After the virus is cleared, most of the mobilized T-cell and B-cell forces stand down and die off. But a small fraction remain on retainer — veterans of the COVID-19 war of 2020, bunkered within your organs and patrolling your bloodstream. This is the third and final phase of the immune response: Keep a few of the specialists on tap. If the same virus attacks again, these “memory cells” can spring into action and launch the adaptive branch of the immune system without the usual days-long delay. Memory is the basis of immunity as we colloquially know it — a lasting defense against whatever has previously ailed us.
In general, the immune system’s reaction to SARS-CoV-2 is what you would expect:
Still, “any virus that can make people sick has to have at least one good trick for evading the immune system,” [Shane Crotty from the La Jolla Institute of Immunology] says. The new coronavirus seems to rely on early stealth, somehow delaying the launch of the innate immune system, and inhibiting the production of interferons — those molecules that initially block viral replication. “I believe this [delay] is really the key in determining good versus bad outcomes,” says Akiko Iwasaki, an immunologist at Yale. It creates a brief time window in which the virus can replicate unnoticed before the alarm bells start sounding. Those delays cascade: If the innate branch is slow to mobilize, the adaptive branch will also lag.
[...]
Immune responses are inherently violent. Cells are destroyed. Harmful chemicals are unleashed. Ideally, that violence is targeted and restrained; as Metcalf puts it, “Half of the immune system is designed to turn the other half off.” But if an infection is allowed to run amok, the immune system might do the same, causing a lot of collateral damage in its prolonged and flailing attempts to control the virus.
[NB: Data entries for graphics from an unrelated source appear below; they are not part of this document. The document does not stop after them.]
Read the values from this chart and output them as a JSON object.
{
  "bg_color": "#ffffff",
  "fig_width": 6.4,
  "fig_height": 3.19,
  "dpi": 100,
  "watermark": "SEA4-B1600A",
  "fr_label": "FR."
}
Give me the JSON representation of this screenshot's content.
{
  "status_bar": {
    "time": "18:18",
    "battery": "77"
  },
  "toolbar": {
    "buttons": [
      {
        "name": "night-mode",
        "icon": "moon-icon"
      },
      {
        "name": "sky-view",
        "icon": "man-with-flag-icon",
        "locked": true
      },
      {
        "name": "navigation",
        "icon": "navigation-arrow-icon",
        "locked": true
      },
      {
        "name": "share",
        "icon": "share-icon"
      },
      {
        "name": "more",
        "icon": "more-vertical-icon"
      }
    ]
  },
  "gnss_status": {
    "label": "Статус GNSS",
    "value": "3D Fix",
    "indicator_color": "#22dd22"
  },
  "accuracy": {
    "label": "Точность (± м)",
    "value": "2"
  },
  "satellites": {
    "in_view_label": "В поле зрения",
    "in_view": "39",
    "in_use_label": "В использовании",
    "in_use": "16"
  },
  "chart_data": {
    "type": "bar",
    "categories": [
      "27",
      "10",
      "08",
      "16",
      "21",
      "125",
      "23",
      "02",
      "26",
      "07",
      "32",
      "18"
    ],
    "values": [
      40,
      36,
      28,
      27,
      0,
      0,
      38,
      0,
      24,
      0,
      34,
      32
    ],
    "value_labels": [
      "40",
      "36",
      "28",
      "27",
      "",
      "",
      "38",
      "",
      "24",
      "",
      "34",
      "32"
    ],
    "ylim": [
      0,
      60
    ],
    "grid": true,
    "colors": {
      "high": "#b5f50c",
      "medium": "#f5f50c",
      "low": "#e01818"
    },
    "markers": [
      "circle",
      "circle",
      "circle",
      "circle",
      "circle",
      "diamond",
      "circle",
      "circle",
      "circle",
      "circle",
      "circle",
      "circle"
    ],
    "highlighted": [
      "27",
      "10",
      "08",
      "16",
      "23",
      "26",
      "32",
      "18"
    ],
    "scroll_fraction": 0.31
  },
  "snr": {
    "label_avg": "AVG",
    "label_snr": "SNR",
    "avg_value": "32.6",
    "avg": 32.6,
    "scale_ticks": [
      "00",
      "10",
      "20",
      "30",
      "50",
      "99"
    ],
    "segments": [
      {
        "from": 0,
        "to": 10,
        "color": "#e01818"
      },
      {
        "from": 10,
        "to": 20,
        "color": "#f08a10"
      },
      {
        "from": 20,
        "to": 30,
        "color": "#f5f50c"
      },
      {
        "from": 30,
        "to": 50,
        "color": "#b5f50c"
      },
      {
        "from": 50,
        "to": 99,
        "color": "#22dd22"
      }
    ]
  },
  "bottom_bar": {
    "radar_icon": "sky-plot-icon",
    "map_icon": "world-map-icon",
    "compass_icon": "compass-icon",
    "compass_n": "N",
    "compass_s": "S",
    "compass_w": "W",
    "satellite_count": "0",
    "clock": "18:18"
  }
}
This is apparently what happens in severe cases of COVID-19. “If you can’t clear the virus quickly enough, you’re susceptible to damage from the virus and the immune system,” says Donna Farber, a microbiologist at Columbia. Many people in intensive-care units seem to succumb to the ravages of their own immune cells, even if they eventually beat the virus. Others suffer from lasting lung and heart problems, long after they are discharged. Such immune overreactions also happen in extreme cases of influenza, but they wreak greater damage in COVID-19.
There’s a further twist. Normally, the immune system mobilizes different groups of cells and molecules when fighting three broad groups of pathogens: viruses and microbes that invade cells, bacteria and fungi that stay outside cells, and parasitic worms. Only the first of these programs should activate during a viral infection. But Iwasaki’s team recently showed that all three activate in severe COVID-19 cases. “It seems completely random,” she says. In the worst cases, “the immune system almost seems confused as to what it’s supposed to be making.”